How very beautiful! Thank you for sending.


----------



## Julie (Feb 8, 2007)

That is awesome Ans! I just love Hiro!:kiss::kiss:

Merry Christmas to you too!:hug:


----------



## DorothyS (Aug 11, 2009)

Adorable! Christmas greetings to you too from Toronto Canada and Pixie and Rascal!


----------



## Mraymo (Oct 30, 2007)

Merry Christmas. I love Hiro in the santa hat.


----------



## Leslie (Feb 28, 2007)

Thank you, Ans and Hiro!
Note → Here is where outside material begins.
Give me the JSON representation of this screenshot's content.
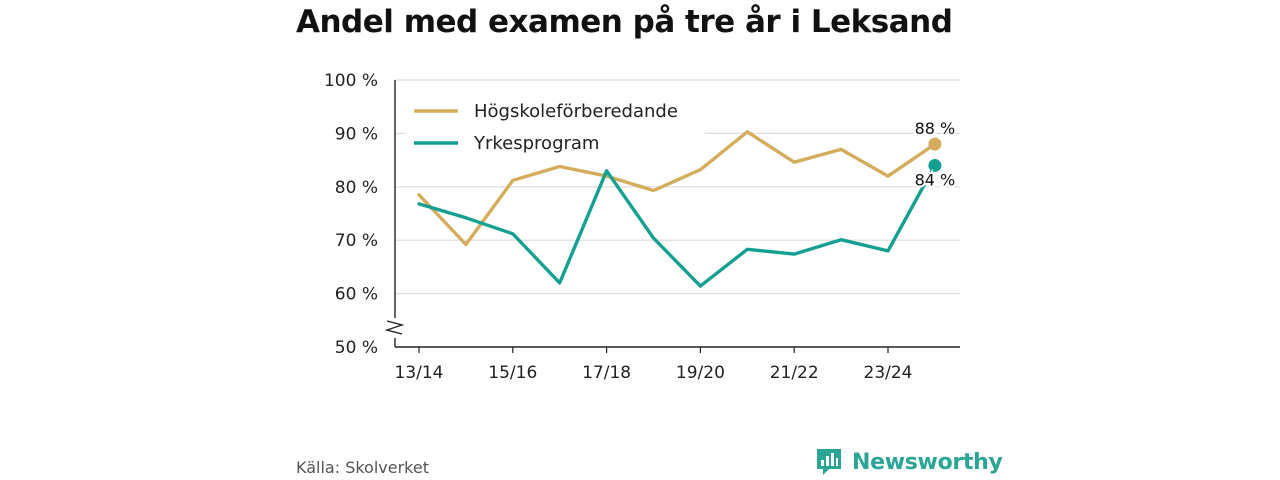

I love it!

Merry Christmas to you from Tori and me in sunny Southern California!


----------



## Poornima (Jun 29, 2007)

Thank you and Merry Christmas to you too!


----------



## Kathie (Jul 31, 2008)

Merry Christmas, Ans & Hiro, from Abby & me!


----------



## Sheri (Oct 11, 2008)

Merry Christmas to you and Hiro from me and Tucker!


----------



## LuvCicero (Mar 31, 2008)

Thanks. Cicero and I send Merry Christmas wishes to you and your beautiful Hiro also. I will look forward to some more great pictures!!


----------



## Lunastar (Feb 9, 2009)

Merry Christmas. What beautiful graphics.


----------



## murphymoesmamma (Apr 1, 2009)

Merry Christmas Ans & Hiro!!!


----------



## Janet Zee (Mar 16, 2007)

Thank you Ans and Hiro....Bacci, Bella and I send warm Christmas greetings to you too!!!


----------



## Ans (Jan 4, 2008)




----------



## MaddiesMom (Apr 1, 2007)

MERRY CHRISTMAS TO YOU TOO, ANS AND HIRO!


----------